(LAWFUEL) – For the first time the Australian Federal Police (AFP) will use youth-focused websites like MySpace and Facebook to promote its National Missing Persons Week advertising campaign.
The campaign begins this week with a series of broadcast and print advertisements and will go online at various websites including MySpace, Facebook, bebo, ninemsn, Messenger and Hotmail in an effort to connect with young people and to support those most at risk of going missing.
AFP National Missing Persons Coordination Centre Coordinator (NMPCC) Leonie Jacques outlined the importance of using the right communication channels to raise awareness of the issues associated with going missing.
“About 20,000 young people go missing each year and research indicates that they are predominantly female and aged between 13 and 17 years, so this year’s campaign aims to focus on this group by using a medium they identify with,” she said.
The Austereo Network radio program MyGeneration will also dedicate a two- hour show on Saturday, 2 August titled Lost & Found to support National Missing Persons Week and will feature interviews and songs related to this theme.

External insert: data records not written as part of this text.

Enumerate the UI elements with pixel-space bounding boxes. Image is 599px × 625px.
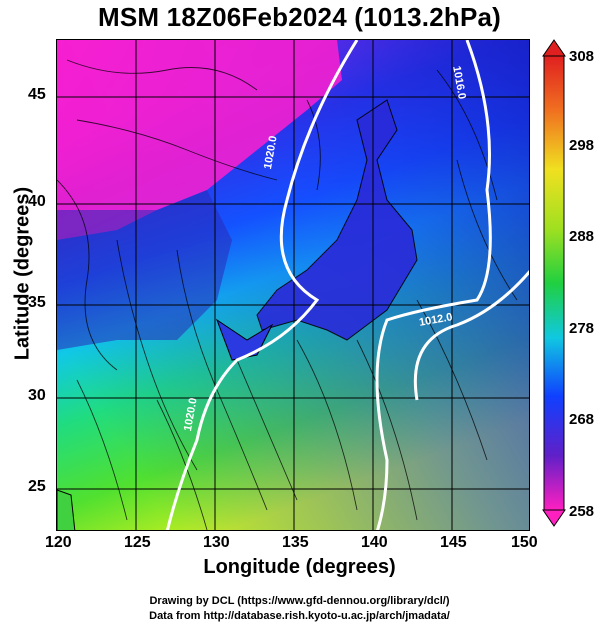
isobar-1012 (413, 269, 529, 401)
colorbar-tick: 278 (569, 320, 595, 337)
y-tick-label: 25 (28, 478, 46, 495)
x-tick-label: 120 (45, 534, 72, 551)
credit-drawing: Drawing by DCL (https://www.gfd-dennou.o… (149, 595, 450, 607)
colorbar-min-arrow (542, 509, 566, 527)
x-tick-label: 130 (203, 534, 230, 551)
taiwan (57, 489, 76, 530)
chart-title: MSM 18Z06Feb2024 (1013.2hPa) (97, 2, 501, 32)
korea-china-coast (57, 190, 232, 350)
colorbar-tick: 298 (569, 137, 595, 154)
y-tick-label: 45 (28, 86, 46, 103)
colorbar-tick: 288 (569, 228, 595, 245)
x-tick-label: 125 (124, 534, 151, 551)
credit-data: Data from http://database.rish.kyoto-u.a… (149, 610, 450, 622)
isobar-1020 (165, 40, 359, 530)
y-tick-label: 35 (28, 294, 46, 311)
colorbar-tick: 268 (569, 411, 595, 428)
x-axis-label: Longitude (degrees) (203, 556, 396, 578)
x-tick-label: 135 (282, 534, 309, 551)
japan-landmass (256, 99, 418, 341)
x-tick-label: 140 (361, 534, 388, 551)
isobar-1016 (375, 40, 492, 530)
y-tick-label: 30 (28, 387, 46, 404)
colorbar-max-arrow (542, 39, 566, 57)
x-tick-label: 145 (440, 534, 467, 551)
colorbar-tick: 308 (569, 48, 595, 65)
map-canvas (57, 40, 529, 530)
colorbar-tick: 258 (569, 503, 595, 520)
isobars (165, 40, 529, 530)
y-axis-label: Latitude (degrees) (11, 186, 34, 361)
wind-streamlines (57, 59, 518, 530)
y-tick-label: 40 (28, 193, 46, 210)
colorbar (542, 39, 566, 527)
x-tick-label: 150 (511, 534, 538, 551)
continent-mass (57, 40, 342, 240)
map-panel: 1020.0 1016.0 1012.0 1020.0 (56, 39, 530, 531)
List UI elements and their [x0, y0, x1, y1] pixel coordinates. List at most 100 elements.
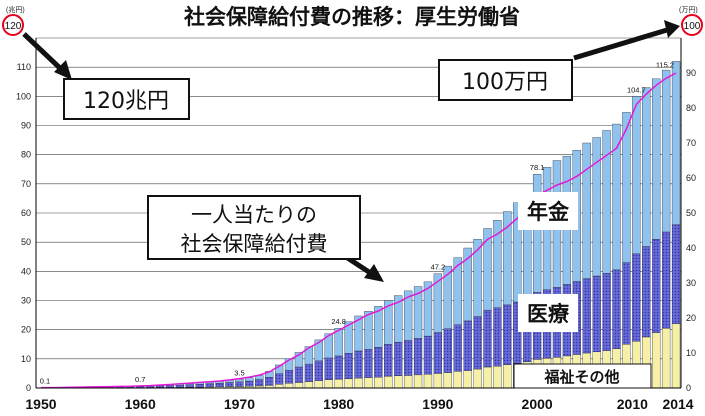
bar-medical	[384, 344, 393, 377]
bar-pension	[403, 290, 413, 341]
y-tick-label: 80	[21, 150, 31, 160]
left-axis-unit: (兆円)	[6, 5, 25, 14]
bar-medical	[433, 332, 443, 374]
right-arrow	[573, 20, 680, 61]
bar-medical	[185, 384, 194, 388]
bar-welfare	[304, 381, 314, 389]
data-label: 0.1	[40, 377, 50, 386]
per-capita-line-group	[41, 72, 677, 389]
bar-pension	[443, 265, 452, 329]
bar-welfare	[453, 371, 462, 389]
y2-tick-label: 70	[686, 138, 696, 148]
bar-pension	[483, 228, 492, 311]
bar-welfare	[324, 379, 333, 389]
bar-welfare	[473, 368, 482, 389]
bar-pension	[661, 69, 671, 233]
callout-box-per-capita	[147, 195, 361, 260]
bar-welfare	[274, 384, 284, 389]
left-top-highlight-circle	[2, 14, 24, 36]
y-tick-label: 70	[21, 179, 31, 189]
pension-label-bg	[518, 192, 578, 230]
stacked-bars	[36, 61, 681, 389]
y2-tick-label: 90	[686, 68, 696, 78]
bar-welfare	[463, 370, 472, 389]
bar-medical	[473, 316, 482, 370]
callout-per-capita-line1: 一人当たりの	[191, 203, 317, 227]
bar-pension	[463, 247, 472, 322]
right-top-tick: 100	[684, 21, 701, 32]
bar-medical	[463, 320, 472, 371]
data-label: 3.5	[234, 368, 244, 377]
bar-medical	[165, 385, 175, 388]
bar-pension	[513, 202, 522, 303]
y2-tick-label: 60	[686, 173, 696, 183]
bar-pension	[294, 352, 304, 368]
bar-medical	[145, 386, 155, 388]
bar-pension	[642, 87, 651, 247]
y-tick-label: 60	[21, 208, 31, 218]
bar-welfare	[374, 377, 383, 389]
bar-medical	[612, 269, 621, 349]
bar-pension	[612, 123, 621, 271]
bar-medical	[195, 384, 204, 388]
callout-per-capita-line2: 社会保障給付費	[181, 232, 328, 256]
right-axis-unit: (万円)	[679, 6, 698, 14]
welfare-label: 福祉その他	[543, 368, 619, 386]
x-tick-label: 1980	[323, 396, 354, 412]
bar-medical	[642, 246, 651, 338]
bar-medical	[582, 278, 591, 354]
bar-medical	[225, 382, 234, 387]
bar-welfare	[284, 383, 294, 389]
bar-pension	[592, 137, 601, 277]
bar-pension	[394, 295, 403, 343]
bar-pension	[304, 346, 314, 365]
bar-welfare	[483, 366, 492, 389]
bar-medical	[175, 384, 185, 388]
left-arrow	[22, 32, 72, 80]
bar-medical	[255, 379, 264, 387]
bar-welfare	[384, 376, 393, 389]
bar-medical	[324, 357, 333, 381]
bar-medical	[314, 360, 323, 381]
x-tick-label: 1960	[125, 396, 156, 412]
bar-medical	[334, 355, 343, 380]
bar-medical	[245, 380, 254, 387]
bar-medical	[483, 309, 492, 368]
y-tick-label: 20	[21, 325, 31, 335]
x-tick-label: 1950	[25, 396, 56, 412]
x-tick-label: 2010	[617, 396, 648, 412]
bar-medical	[503, 304, 512, 365]
bar-medical	[622, 262, 631, 345]
y-tick-label: 30	[21, 296, 31, 306]
right-top-highlight-circle	[681, 14, 703, 36]
x-tick-label: 2000	[522, 396, 553, 412]
bar-medical	[364, 349, 373, 378]
bar-welfare	[503, 364, 512, 389]
bar-medical	[661, 231, 671, 329]
pension-label: 年金	[527, 200, 570, 224]
bar-medical	[443, 328, 452, 373]
y2-tick-label: 50	[686, 208, 696, 218]
y2-tick-label: 0	[686, 383, 691, 393]
chart-title: 社会保障給付費の推移：厚生労働省	[183, 5, 520, 29]
left-top-tick: 120	[5, 21, 22, 32]
bar-medical	[205, 383, 214, 388]
bar-medical	[284, 370, 294, 384]
bar-pension	[364, 311, 373, 350]
bar-pension	[413, 286, 423, 339]
data-labels: 0.1 0.7 3.5 24.8 47.2 78.1 104.7 115.2	[40, 60, 674, 385]
x-tick-label: 2014	[662, 396, 693, 412]
bar-medical	[274, 373, 284, 385]
bar-pension	[622, 112, 631, 263]
bar-pension	[632, 96, 641, 255]
y-tick-label: 100	[16, 91, 31, 101]
per-capita-line	[41, 72, 677, 389]
medical-label: 医療	[527, 302, 570, 326]
welfare-label-box	[513, 363, 652, 389]
bar-welfare	[403, 375, 413, 389]
bar-welfare	[652, 332, 661, 389]
bar-pension	[493, 220, 502, 308]
y-tick-label: 0	[26, 383, 31, 393]
bar-medical	[403, 340, 413, 376]
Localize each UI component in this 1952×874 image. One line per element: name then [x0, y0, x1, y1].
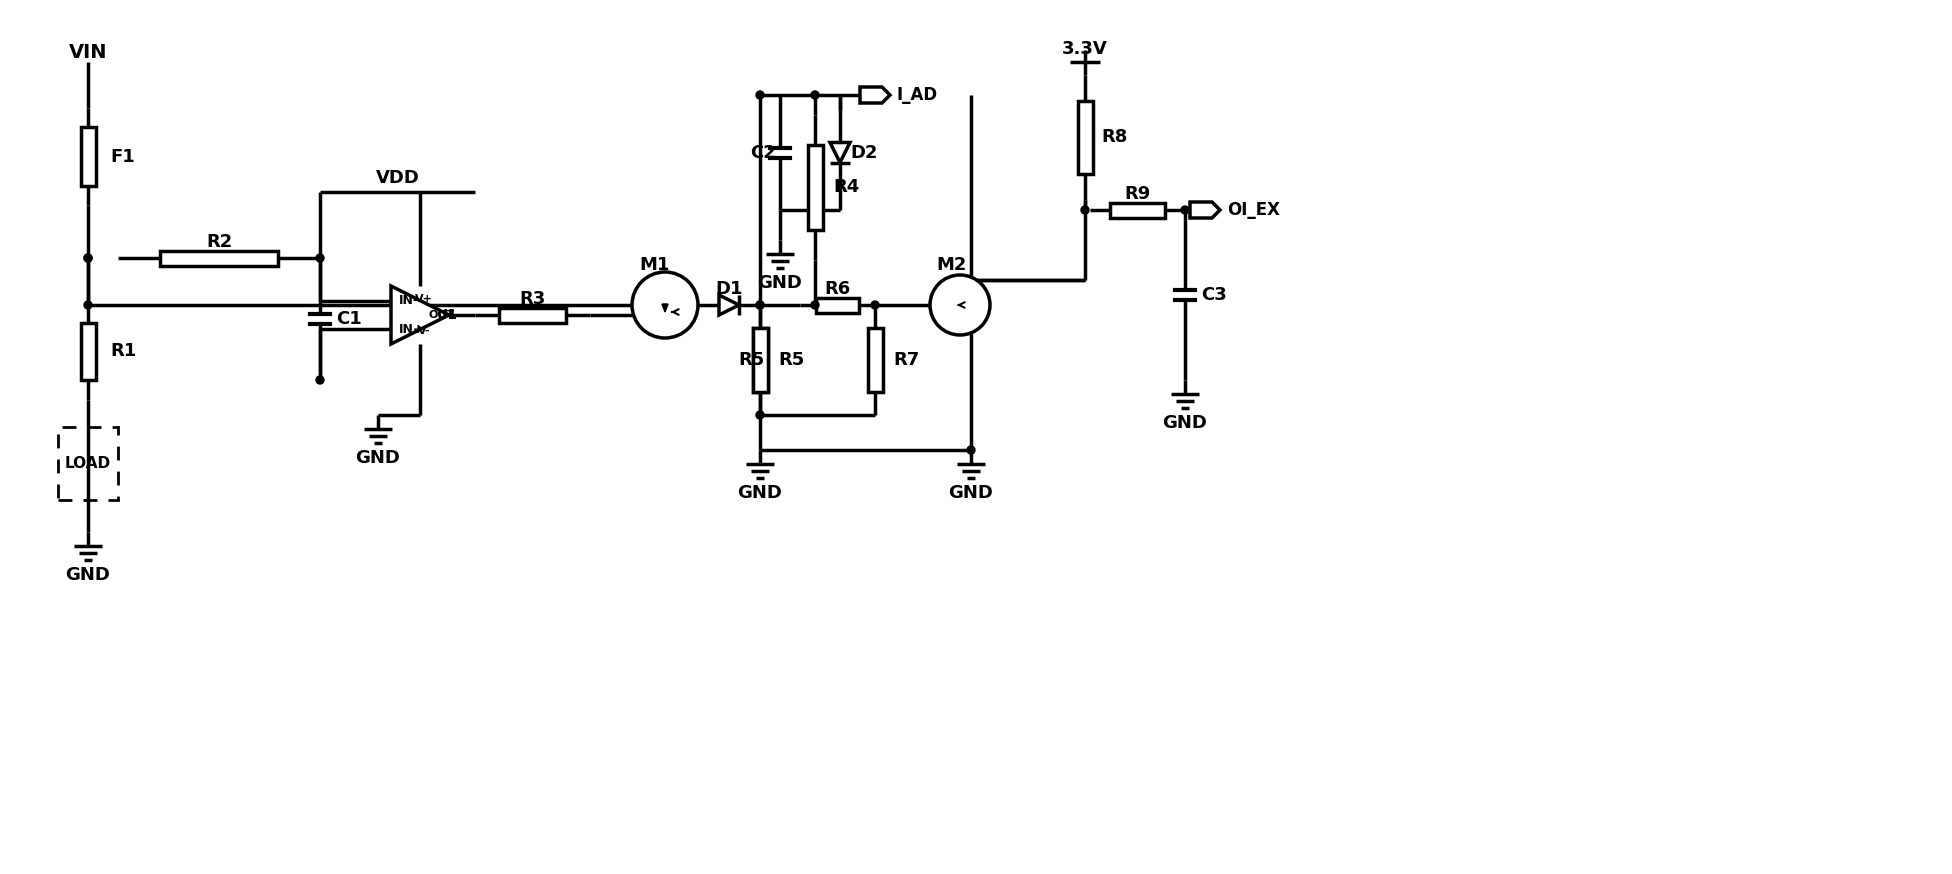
- Text: C1: C1: [336, 310, 361, 328]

The advertising campaign will include television and radio community service announcements as well as advertisements on buses and trams.
It will be supported by advertising on Foxtel and Channel Nine, which currently profile missing persons cases through the Crime and Investigation Network, Missing Persons Unit and Without a Trace television series.
National Missing Persons Week will run from Sunday 3 to Saturday 9, August 2008 and young people and their parents will be asked not to close the door to communication with the message ‘When communication goes missing, so do our youth. Don’t close the door to communication’.